Notes: You can modify the slope (the amount your expenses increase each month) to see how it affects your budget.

Example 2: Distance Traveled Over Time

Context: Suppose you are on a road trip and want to understand how far you will travel over time at a constant speed of 60 miles per hour.

You can create a linear function where:

• x = the time in hours
• y = the distance traveled in miles

Function:
y = 60x

Graphing: To graph this function, plot the following points:

• At 0 hours (x = 0): y = 60(0) = 0 (Point: (0, 0))
• At 1 hour (x = 1): y = 60(1) = 60 (Point: (1, 60))
• At 2 hours (x = 2): y = 60(2) = 120 (Point: (2, 120))
• At 3 hours (x = 3): y = 60(3) = 180 (Point: (3, 180))

Connect the points with a line to see how your distance increases with time.

Notes: You can change the speed to see how it affects the graph. For instance, if you travel at 75 miles per hour, the function would be y = 75x.

Example 3: Predicting Sales Growth

Context: A new coffee shop opens and expects to sell coffee at a rate of 20 cups per day, increasing by 10 cups each day for the first month.

You can express this with a linear function where:

• x = the number of days
• y = total cups sold

Function:
y = 10x + 20

Graphing: Plot the following points:

• Day 0 (x = 0): y = 10(0) + 20 = 20 (Point: (0, 20))
• Day 1 (x = 1): y = 10(1) + 20 = 30 (Point: (1, 30))
• Day 2 (x = 2): y = 10(2) + 20 = 40 (Point: (2, 40))
• Day 3 (x = 3): y = 10(3) + 20 = 50 (Point: (3, 50))
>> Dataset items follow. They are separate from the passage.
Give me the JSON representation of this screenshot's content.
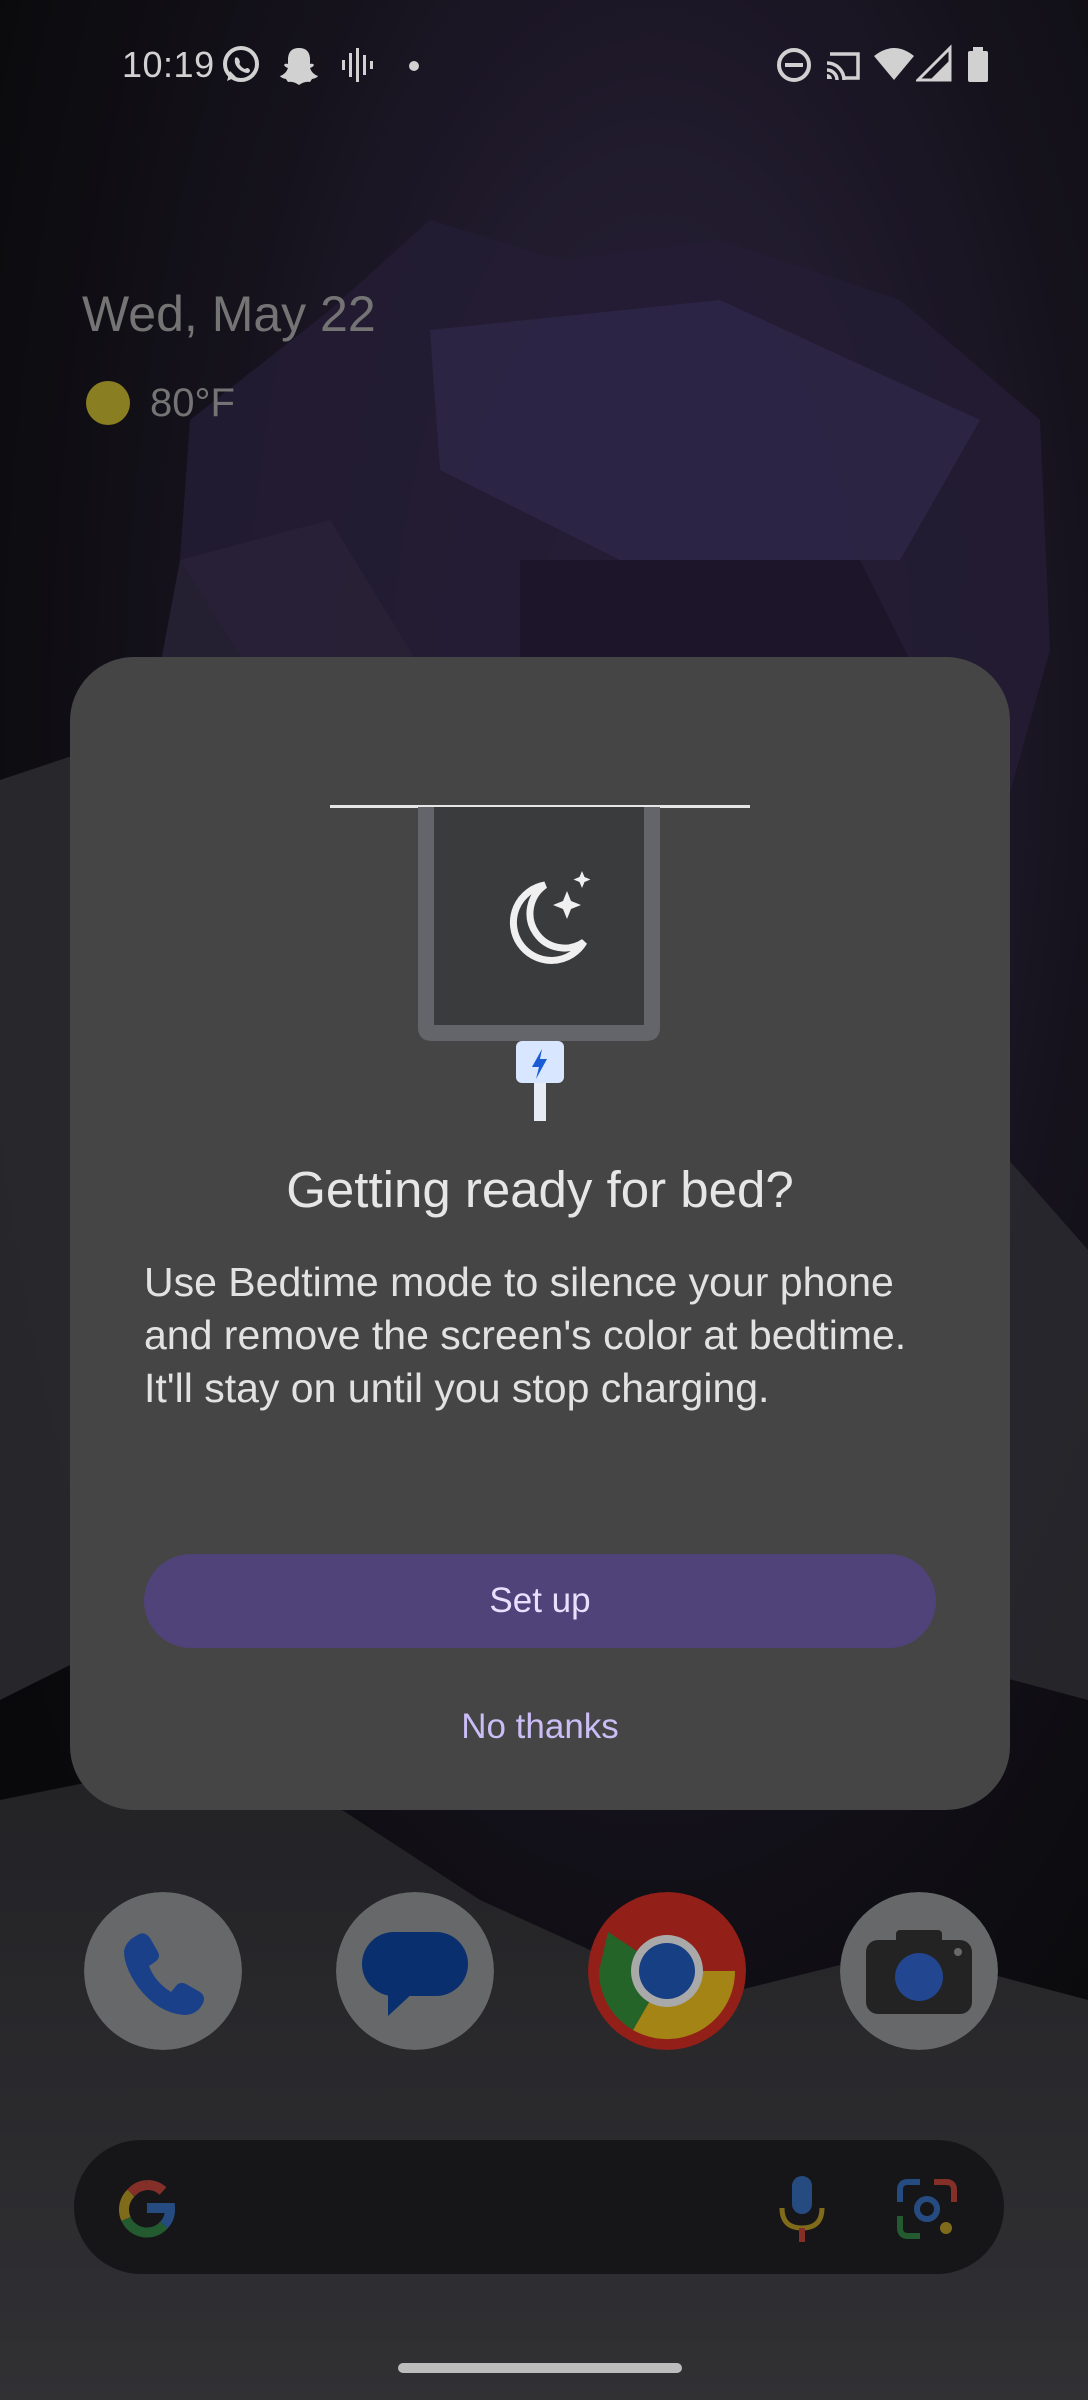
{
  "status_bar": {
    "time": "10:19",
    "left_icons": [
      "whatsapp-icon",
      "snapchat-icon",
      "voice-recorder-icon",
      "notification-dot-icon"
    ],
    "right_icons": [
      "do-not-disturb-icon",
      "cast-icon",
      "wifi-icon",
      "cellular-signal-icon",
      "battery-icon"
    ]
  },
  "glance": {
    "date": "Wed, May 22",
    "temperature": "80°F",
    "weather_icon": "sunny-icon"
  },
  "dialog": {
    "title": "Getting ready for bed?",
    "body": "Use Bedtime mode to silence your phone and remove the screen's color at bedtime. It'll stay on until you stop charging.",
    "primary_button": "Set up",
    "secondary_button": "No thanks",
    "illustration_icons": [
      "bedtime-moon-icon",
      "charging-bolt-icon"
    ]
  },
  "dock": {
    "apps": [
      "Phone",
      "Messages",
      "Chrome",
      "Camera"
    ]
  },
  "search": {
    "icons": [
      "google-g-icon",
      "microphone-icon",
      "google-lens-icon"
    ]
  },
  "colors": {
    "dialog_bg": "#454545",
    "primary_button_bg": "#4f437a",
    "accent_text": "#cbbdf5"
  }
}
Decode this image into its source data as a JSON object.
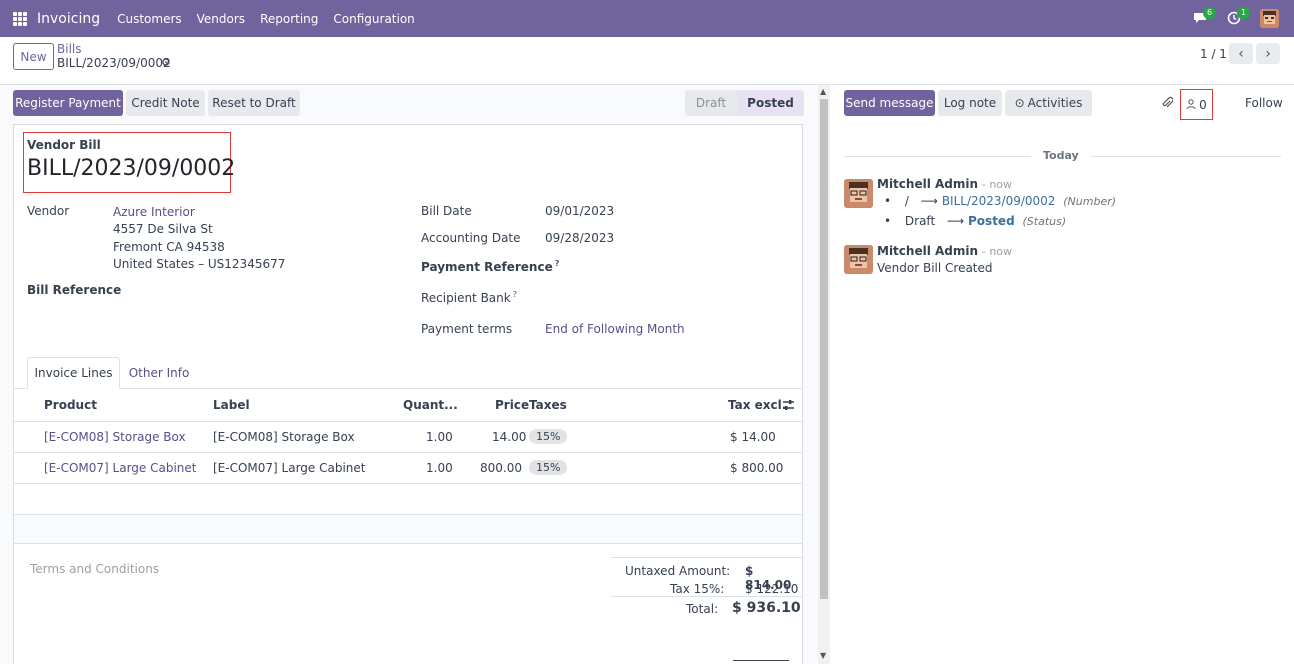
{
  "topbar": {
    "app_name": "Invoicing",
    "menu": [
      "Customers",
      "Vendors",
      "Reporting",
      "Configuration"
    ],
    "messages_count": "6",
    "activities_count": "1"
  },
  "control_panel": {
    "new_label": "New",
    "breadcrumb_parent": "Bills",
    "breadcrumb_current": "BILL/2023/09/0002",
    "pager": "1 / 1"
  },
  "actions": {
    "register_payment": "Register Payment",
    "credit_note": "Credit Note",
    "reset_to_draft": "Reset to Draft"
  },
  "statusbar": {
    "draft": "Draft",
    "posted": "Posted",
    "active": "Posted"
  },
  "form": {
    "doc_type": "Vendor Bill",
    "number": "BILL/2023/09/0002",
    "vendor_label": "Vendor",
    "vendor_name": "Azure Interior",
    "vendor_address": [
      "4557 De Silva St",
      "Fremont CA 94538",
      "United States – US12345677"
    ],
    "bill_reference_label": "Bill Reference",
    "bill_date_label": "Bill Date",
    "bill_date": "09/01/2023",
    "accounting_date_label": "Accounting Date",
    "accounting_date": "09/28/2023",
    "payment_reference_label": "Payment Reference",
    "recipient_bank_label": "Recipient Bank",
    "help_mark": "?",
    "payment_terms_label": "Payment terms",
    "payment_terms": "End of Following Month"
  },
  "tabs": {
    "invoice_lines": "Invoice Lines",
    "other_info": "Other Info"
  },
  "lines": {
    "headers": {
      "product": "Product",
      "label": "Label",
      "quantity": "Quant...",
      "price": "Price",
      "taxes": "Taxes",
      "tax_excl": "Tax excl."
    },
    "rows": [
      {
        "product": "[E-COM08] Storage Box",
        "label": "[E-COM08] Storage Box",
        "quantity": "1.00",
        "price": "14.00",
        "tax": "15%",
        "subtotal": "$ 14.00"
      },
      {
        "product": "[E-COM07] Large Cabinet",
        "label": "[E-COM07] Large Cabinet",
        "quantity": "1.00",
        "price": "800.00",
        "tax": "15%",
        "subtotal": "$ 800.00"
      }
    ]
  },
  "totals": {
    "terms_placeholder": "Terms and Conditions",
    "untaxed_label": "Untaxed Amount:",
    "untaxed": "$ 814.00",
    "tax_label": "Tax 15%:",
    "tax": "$ 122.10",
    "total_label": "Total:",
    "total": "$ 936.10"
  },
  "chatter": {
    "send_message": "Send message",
    "log_note": "Log note",
    "activities": "Activities",
    "followers_count": "0",
    "follow": "Follow",
    "date_separator": "Today",
    "messages": [
      {
        "author": "Mitchell Admin",
        "time": "- now",
        "changes": [
          {
            "old": "/",
            "new": "BILL/2023/09/0002",
            "field": "(Number)"
          },
          {
            "old": "Draft",
            "new": "Posted",
            "field": "(Status)"
          }
        ]
      },
      {
        "author": "Mitchell Admin",
        "time": "- now",
        "body": "Vendor Bill Created"
      }
    ]
  },
  "colors": {
    "brand": "#71639e",
    "highlight": "#e2393b"
  }
}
After plotting the points, draw a line to visualize how sales grow over the first few days.

Notes: You can adjust the initial sales or growth rate to see different scenarios. For example, if sales start at 15 cups instead of 20, the function becomes y = 10x + 15.

By understanding these examples of graphing linear functions, you can apply similar methods to various real-life situations, enhancing your problem-solving skills in algebra!